An enclave of 122 villagers lives under a strict curfew and the watch of three scientists who maintain the barrier keeping the fog at bay. When one of the scientists is stabbed, the security system begins to fail and everyone’s memories of the previous night are wiped clean. The island now has 107 hours to find a killer or be swallowed whole. Turton uses this ticking clock and community amnesia to create immediate stakes and a chilly sense of surveillance and control.

What works

  • High-concept suspense: The first half is riveting. Reviewers consistently note how the worldbuilding drip-feeds sinister clues, building dread while slotting key revelations into place. The island itself feels like a character, idyllic on the surface, engineered at the core.
  • Puzzle architecture: Short chapters, shifting reveals, and rule-bound constraints create the intellectual pleasure of a closed-circle mystery under extreme pressure.
  • Ambition and theme: Turton prods at memory, consent, and what counts as humanity. The amnesia device is not just a gimmick. It interrogates how truth is constructed and controlled, especially when an omnipresent system decides what you can know.

Where readers struggle

  • A second-half drag: Several readers report a momentum dip once the investigation machinery takes over. The cast balloons, subplots multiply, and the narrative becomes a maze of small revelations that twist, then retwist. If you are not actively note-taking, names and roles can blur.
  • Dual narration friction: The interplay of first and third person perspectives creates occasional dissonance about whose understanding we are inside. That formal choice can feel clever in design but confusing in practice.
  • Over-engineering: The novel sometimes feels like an elaborate puzzle box that privileges mechanism over emotion. A few readers found themselves admiring the construction while feeling detached from the people moving through it.

Characters and voice

Emory emerges as the tenacious center, a determined investigator piecing together scraps of truth under a failing sky.
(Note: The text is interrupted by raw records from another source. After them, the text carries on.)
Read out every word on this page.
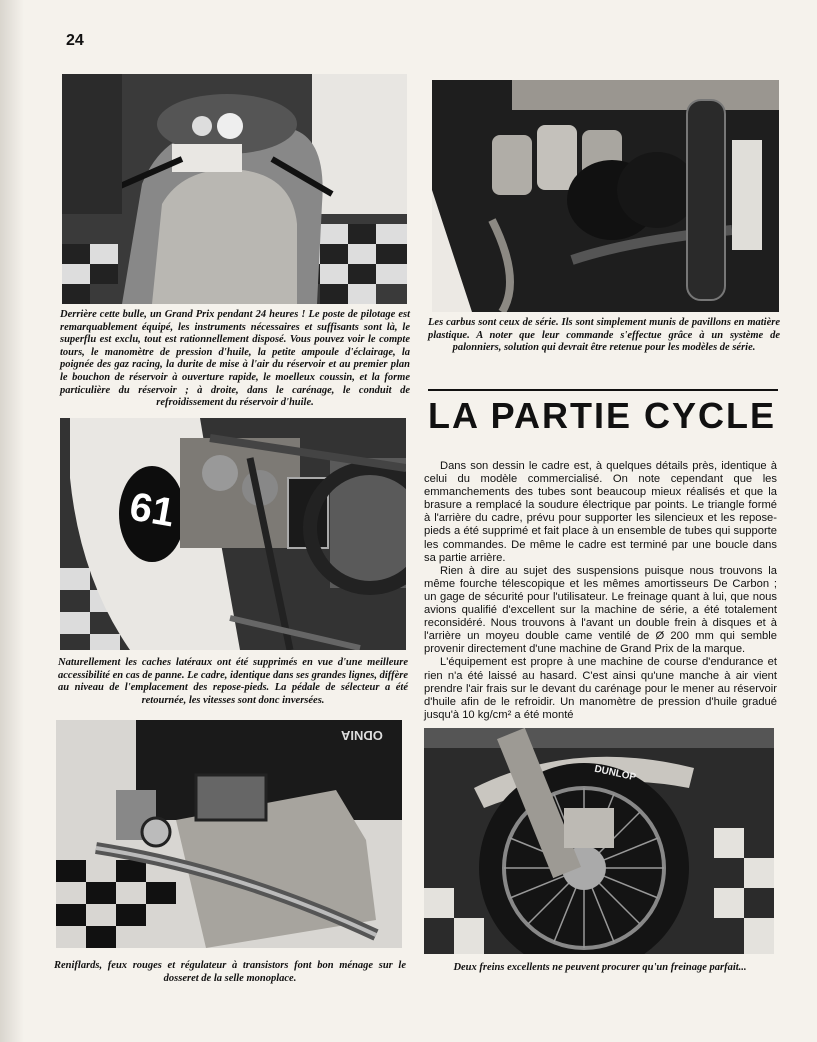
24
Derrière cette bulle, un Grand Prix pendant 24 heures ! Le poste de pilotage est remarquablement équipé, les instruments nécessaires et suffisants sont là, le superflu est exclu, tout est rationnellement disposé. Vous pouvez voir le compte tours, le manomètre de pression d'huile, la petite ampoule d'éclairage, la poignée des gaz racing, la durite de mise à l'air du réservoir et au premier plan le bouchon de réservoir à ouverture rapide, le moelleux coussin, et la forme particulière du réservoir ; à droite, dans le carénage, le conduit de refroidissement du réservoir d'huile.
Les carbus sont ceux de série. Ils sont simplement munis de pavillons en matière plastique. A noter que leur commande s'effectue grâce à un système de palonniers, solution qui devrait être retenue pour les modèles de série.
61
Naturellement les caches latéraux ont été supprimés en vue d'une meilleure accessibilité en cas de panne. Le cadre, identique dans ses grandes lignes, diffère au niveau de l'emplacement des repose-pieds. La pédale de sélecteur a été retournée, les vitesses sont donc inversées.
ODNIA
Reniflards, feux rouges et régulateur à transistors font bon ménage sur le dosseret de la selle monoplace.
LA PARTIE CYCLE

Dans son dessin le cadre est, à quelques détails près, identique à celui du modèle commercialisé. On note cependant que les emmanchements des tubes sont beaucoup mieux réalisés et que la brasure a remplacé la soudure électrique par points. Le triangle formé à l'arrière du cadre, prévu pour supporter les silencieux et les repose-pieds a été supprimé et fait place à un ensemble de tubes qui supporte les commandes. De même le cadre est terminé par une boucle dans sa partie arrière.

Rien à dire au sujet des suspensions puisque nous trouvons la même fourche télescopique et les mêmes amortisseurs De Carbon ; un gage de sécurité pour l'utilisateur. Le freinage quant à lui, que nous avions qualifié d'excellent sur la machine de série, a été totalement reconsidéré. Nous trouvons à l'avant un double frein à disques et à l'arrière un moyeu double came ventilé de Ø 200 mm qui semble provenir directement d'une machine de Grand Prix de la marque.

L'équipement est propre à une machine de course d'endurance et rien n'a été laissé au hasard. C'est ainsi qu'une manche à air vient prendre l'air frais sur le devant du carénage pour le mener au réservoir d'huile afin de le refroidir. Un manomètre de pression d'huile gradué jusqu'à 10 kg/cm² a été monté

DUNLOP
Deux freins excellents ne peuvent procurer qu'un freinage parfait...
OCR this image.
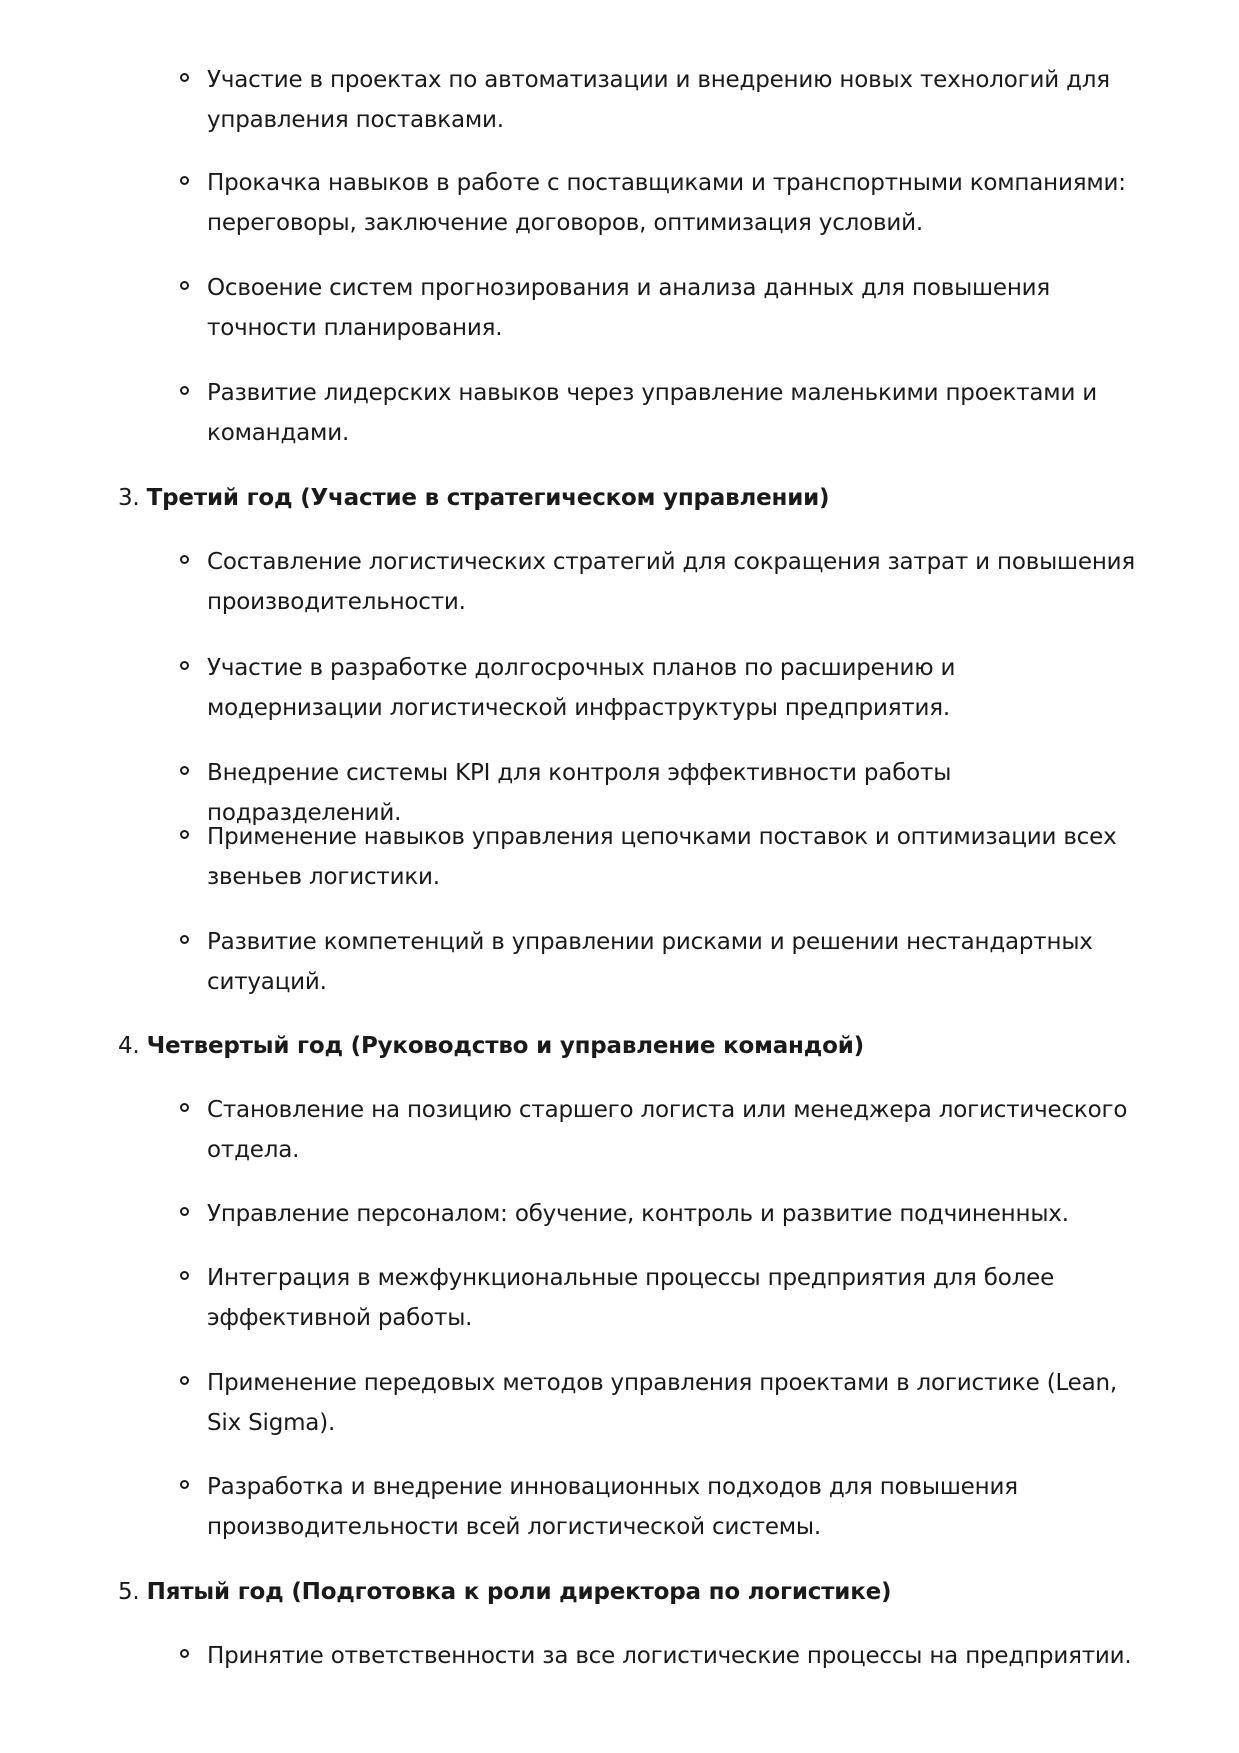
Участие в проектах по автоматизации и внедрению новых технологий для управления поставками.
Прокачка навыков в работе с поставщиками и транспортными компаниями: переговоры, заключение договоров, оптимизация условий.
Освоение систем прогнозирования и анализа данных для повышения точности планирования.
Развитие лидерских навыков через управление маленькими проектами и командами.
3. Третий год (Участие в стратегическом управлении)
Составление логистических стратегий для сокращения затрат и повышения производительности.
Участие в разработке долгосрочных планов по расширению и модернизации логистической инфраструктуры предприятия.
Внедрение системы KPI для контроля эффективности работы подразделений.
Применение навыков управления цепочками поставок и оптимизации всех звеньев логистики.
Развитие компетенций в управлении рисками и решении нестандартных ситуаций.
4. Четвертый год (Руководство и управление командой)
Становление на позицию старшего логиста или менеджера логистического отдела.
Управление персоналом: обучение, контроль и развитие подчиненных.
Интеграция в межфункциональные процессы предприятия для более эффективной работы.
Применение передовых методов управления проектами в логистике (Lean, Six Sigma).
Разработка и внедрение инновационных подходов для повышения производительности всей логистической системы.
5. Пятый год (Подготовка к роли директора по логистике)
Принятие ответственности за все логистические процессы на предприятии.
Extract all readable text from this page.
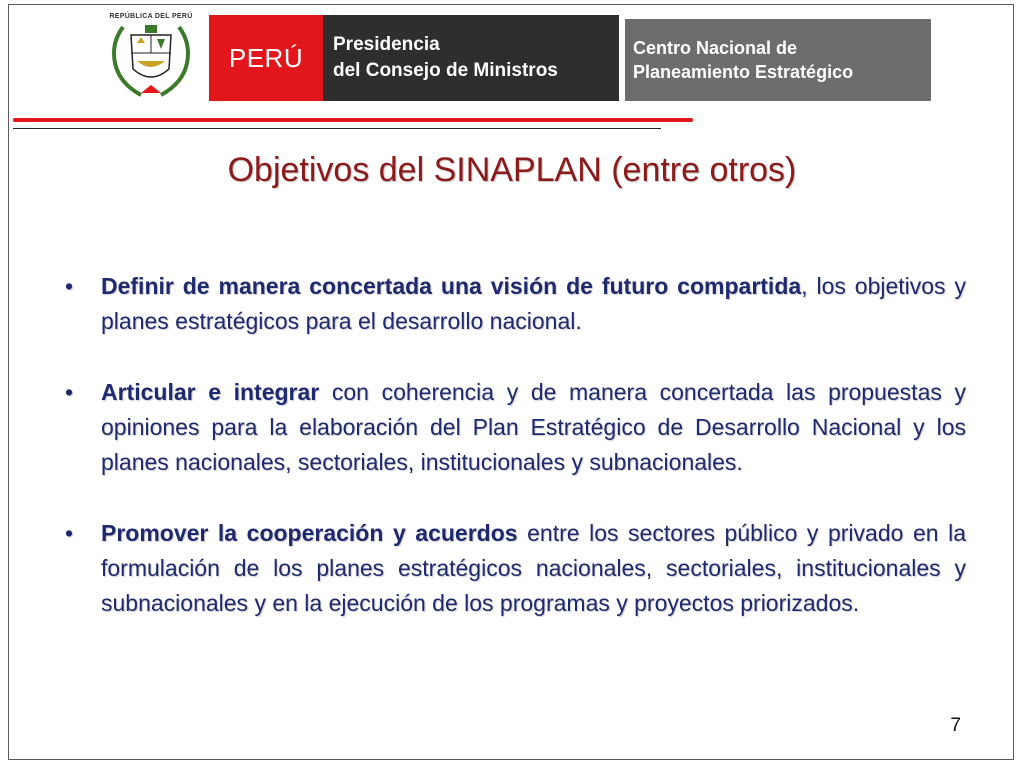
REPÚBLICA DEL PERÚ
PERÚ Presidencia
del Consejo de Ministros
Centro Nacional de
Planeamiento Estratégico
Objetivos del SINAPLAN (entre otros)
• Definir de manera concertada una visión de futuro compartida, los objetivos y planes estratégicos para el desarrollo nacional.
• Articular e integrar con coherencia y de manera concertada las propuestas y opiniones para la elaboración del Plan Estratégico de Desarrollo Nacional y los planes nacionales, sectoriales, institucionales y subnacionales.
• Promover la cooperación y acuerdos entre los sectores público y privado en la formulación de los planes estratégicos nacionales, sectoriales, institucionales y subnacionales y en la ejecución de los programas y proyectos priorizados.
7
Around her, the scientists, villagers, and a rule-bound AI create an ethical minefield. The island’s celebratory culture of art and shared work contrasts with a laboratory ethos that treats some lives as expendable. That tension fuels the book’s most provocative questions, even when the plot grows dense.

Pacing and readability

If you loved the clockwork bravura of The 7 1/2 Deaths of Evelyn Hardcastle, you will appreciate Turton’s appetite for constraints and formal games. If you prefer the cleaner propulsion of a traditional mystery, the mid-book complexity may frustrate. This is a novel that rewards patient, detail-oriented reading, and some will want to reread early chapters once the larger pattern emerges.

Verdict

Inventive, audacious, and thematically chewy, The Last Murder at the End of the World delivers a top-tier premise and an atmospheric first half, then dares you to keep up as the puzzle tightens. Expect brilliance mixed with bloat, clarity interlaced with confusion. For readers who enjoy high-concept mysteries with sci-fi scaffolding and do not mind a demanding second act, this will be catnip. For those who want a streamlined whodunit, approach with tempered expectations.

Recommended for: fans of closed-circle mysteries, speculative thrillers with moral questions, and readers who liked the structural play of Evelyn Hardcastle and the eerie survivalism of Station Eleven.

Content notes: violence, murder, pervasive dread, memory manipulation.